16th World Cardiology Congress
University of Science and Technology Khartoum, Sudan
Title: Hypocalcemic Rachitic Cardiomyopathy in Infants
Biography: Abdelwahab TH Elidrissy
Hypocalcemic cardiomyopathy in infants is characterized by heart failure in a previously normal infant with hypocalcemia without organic cardiac lesion. Vitamin D deficiency rickets is increasing in Middle East. In a six month study 136 cases of rickets were diagnosed in the main Children's Hospital in Almadinah but none of them showed evidence of cardiomyopathy except a case presented in this meeting. Concerned of missing this serious complication of rickets we searched pub med and present this review article.
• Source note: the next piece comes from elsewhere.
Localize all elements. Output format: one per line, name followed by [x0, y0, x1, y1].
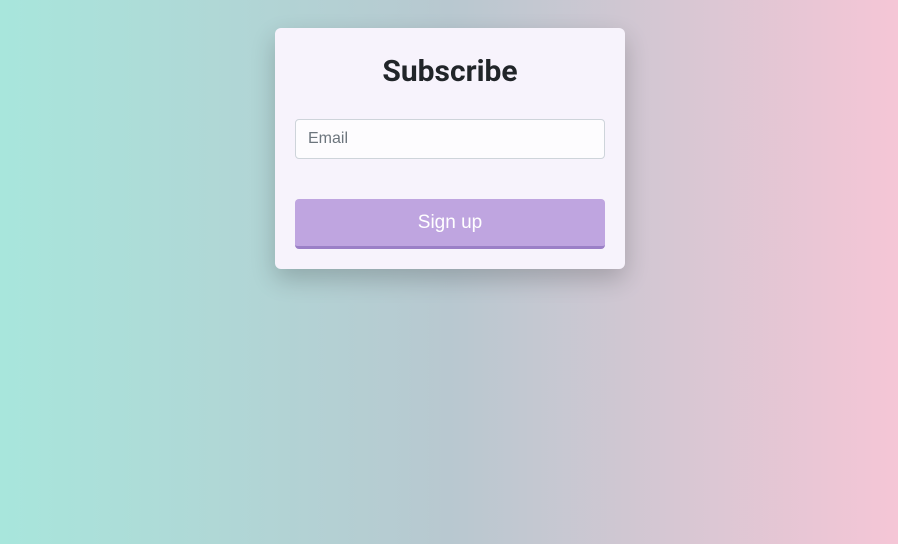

61 cases of hypocalcemic cardiomyopathy were reported as case reports with two series of 16 and 15 cases from London and Delhi, respectively. The major features of these cases: the age ranged from one month to 15 months with a mean age of 5 months. All presented with heart failure and hypocalcemia. There was a minor feature of rickets in a few of the cases. All had high alkaline phosphatase. Echo cardiology evidence of cardiomyopathy was found in all. Most of them responded to calcium, vitamin D and cardio tonic and diuretics.
We concentrated on pathogenesis of this hypocalcemic cardiomyopathy and reviewed the literature. The evidence available supports that the most likely cause of cardiomyopathy is hypocalcemia. Hypo vitamin D also contributes but hyperparathyroidism might have a protective role as we did not detect any evidence of cardiomyopathy with hyperparathyroidism per sey and florid features of rickets.
We need to look out for cardiomyopathy among infants with hypocalcemia. For prevention maternal supplementation during pregnancy and lactation with up to 2000 units of vitamin D and 400 units for their infants.